This opens the dialog displayed in figure 15.8:
- Start codon:
- AUG. Most commonly used start codon.
- Any. Find all open reading frames of specified length. Any combination of three bases that is not a stop-codon is interpreted as a start codon, and translated according to the specified genetic code.
- All start codons in genetic code.
- Other. Here you can specify a number of start codons separated by commas.
- Both strands. Finds reading frames on both strands.
- Open-ended Sequence. Allows the ORF to start or end outside the sequence. If the sequence studied is a part of a larger sequence, it may be advantageous to allow the ORF to start or end outside the sequence.

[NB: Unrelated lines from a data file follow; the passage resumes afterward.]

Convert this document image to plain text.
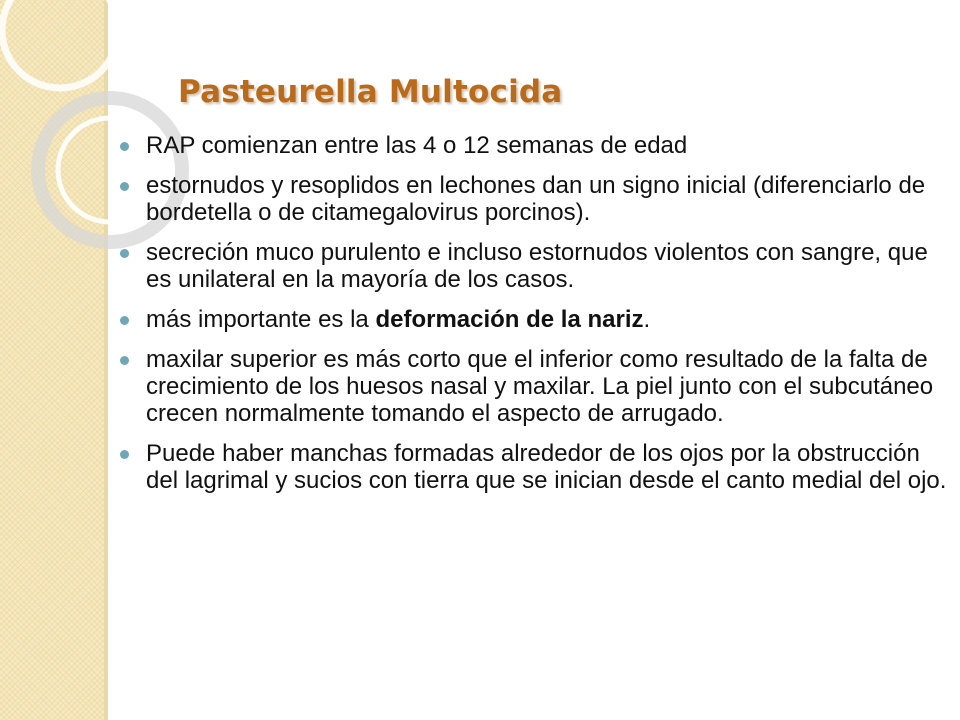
Pasteurella Multocida
RAP comienzan entre las 4 o 12 semanas de edad
estornudos y resoplidos en lechones dan un signo inicial (diferenciarlo de bordetella o de citamegalovirus porcinos).
secreción muco purulento e incluso estornudos violentos con sangre, que es unilateral en la mayoría de los casos.
más importante es la deformación de la nariz.
maxilar superior es más corto que el inferior como resultado de la falta de crecimiento de los huesos nasal y maxilar. La piel junto con el subcutáneo crecen normalmente tomando el aspecto de arrugado.
Puede haber manchas formadas alrededor de los ojos por la obstrucción del lagrimal y sucios con tierra que se inician desde el canto medial del ojo.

- Genetic code translation table.
- Include stop codon in result The ORFs will be shown as annotations which can include the stop codon if this option is checked. The translation tables used are listed in here.
- Minimum Length. Specifies the minimum length for the ORFs to be found. The length is specified as number of codons.
Using open reading frames for gene finding is a fairly simple approach which is likely to predict genes which are not real. Setting a relatively high minimum length of the ORFs will reduce the number of false positive predictions, but at the same time short genes may be missed (see figure 15.9).
Figure 15.9: The first 12,000 positions of the E. coli sequence NC_000913 downloaded from GenBank. The blue (dark) annotations are the genes while the yellow (brighter) annotations are the ORFs with a length of at least 100 amino acids. On the positive strand around position 11,000, a gene starts before the ORF. This is due to the use of the standard genetic code rather than the bacterial code. This particular gene starts with CTG, which is a start codon in bacteria. Two short genes are entirely missing, while a handful of open reading frames do not correspond to any of the annotated genes.
Click Next if you wish to adjust how to handle the results. If not, click Finish.
Finding open reading frames is often a good first step in annotating sequences such as cloning vectors or bacterial genomes. For eukaryotic genes, ORF determination may not always be very helpful since the intron/exon structure is not part of the algorithm.